Leaving aside applause from a minority, almost the entire legal fraternity’s astute minds stood in agreement that the government had overstepped its constitutional limits. Moreover, it was counter-intuitive to think that the judges would be kind to the sleight of the government’s legal hand.
And even if the government believed it had a case to make, it made a hash of it in the court of public opinion because of the unusually poor articulation by its information stalwarts. Confounding the confusion was the prime minister’s back and forth stance. He fumed and sounded threatening on Monday, then roughly around the same time on Tuesday gate-crashed the farewell dinner for Justice (retd) Khalil Ramday, and by Wednesday looked set to backslide on the issue.
If this was meant to be a damage-limitation exercise, it was most inappropriate and also non-purposive. By the time premier Gilani decided to waltz into the judges dinner and announced that there would be good news, the next day the PPP had lost vital moral ground on the score. Unlike misadventures of the past — for instance, last year’s failed political putsch in Punjab — this time around very few were willing to define the notification move as an error of judgement or an innocent mistake.
Even after the government’s remedial measures, the hum of public opinion goes something like this: the PPP government knew what it was doing; it wanted to see the consequences of this move; dominate national debate, sidelining issues like President Zardari’s corruption cases; and that some in its ranks wanted the crisis to boil over into a breakdown of the system so that the party could play the martyr and survive to fight another election.
These are all serious charges and there is little doubt that the government shall counter them with all the vehemence its members can command. That act itself would waste more precious national time and take the government further away from the real responsibility of taking charge of Pakistan.

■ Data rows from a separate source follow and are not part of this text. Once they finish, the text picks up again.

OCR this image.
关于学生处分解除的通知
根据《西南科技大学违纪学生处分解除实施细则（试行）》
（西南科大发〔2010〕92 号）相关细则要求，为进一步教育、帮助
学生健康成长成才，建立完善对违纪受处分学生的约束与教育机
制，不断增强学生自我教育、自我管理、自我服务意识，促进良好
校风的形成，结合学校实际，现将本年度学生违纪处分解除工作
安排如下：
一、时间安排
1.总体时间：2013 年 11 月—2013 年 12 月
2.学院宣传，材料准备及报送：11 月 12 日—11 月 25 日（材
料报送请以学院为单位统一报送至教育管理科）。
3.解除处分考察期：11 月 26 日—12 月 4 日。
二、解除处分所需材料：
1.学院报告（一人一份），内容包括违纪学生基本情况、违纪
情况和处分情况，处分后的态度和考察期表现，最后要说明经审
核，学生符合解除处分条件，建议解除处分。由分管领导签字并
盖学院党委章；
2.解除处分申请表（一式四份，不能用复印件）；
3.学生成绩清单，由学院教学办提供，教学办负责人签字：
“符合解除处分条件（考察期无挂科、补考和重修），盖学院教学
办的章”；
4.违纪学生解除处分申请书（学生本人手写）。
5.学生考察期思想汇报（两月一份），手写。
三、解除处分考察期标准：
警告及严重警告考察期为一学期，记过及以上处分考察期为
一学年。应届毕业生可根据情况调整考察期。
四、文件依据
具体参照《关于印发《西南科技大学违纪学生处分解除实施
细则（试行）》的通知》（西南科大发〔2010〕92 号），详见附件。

This is why the three pictures make such a telling comment on where different power centres in this country stand in their preferences and use of their office. It shows what occupies the minds of the three men at work, what keeps them busy in these grim hours of national struggle for survival against terrorism, hunger and poverty. The pictures are a disappointing antithesis of what the struggle against Musharraf was meant to be: the army either on the borders or in the barracks, and the civilians leading the march for development and purposeful democracy.
What we see instead is a throwback to farcical politics and national priorities getting kicked around. Is it any wonder then that the entire development plan for FATA — the test case of the Pakistani state’s ability to show that it can win the final battle against the terrorists — has been planned without much input from the government? Its funding is directly coming to the NWFP governor, a civilian face that keeps democratic appearances from dropping altogether. The implementation body — the local military commander, the committee of elders, the political agent and the donor — is devoid of any thumbprint of the federal government. The president, the sole custodian of FATA under the constitution, is not even present by proxy in this entire scheme of things. Neither is the prime minister. A general breaking ground for development projects in South Waziristan is a worrying contrast to a president and a prime minister either shifting judges around or administring polio drops to perfectly healthy children.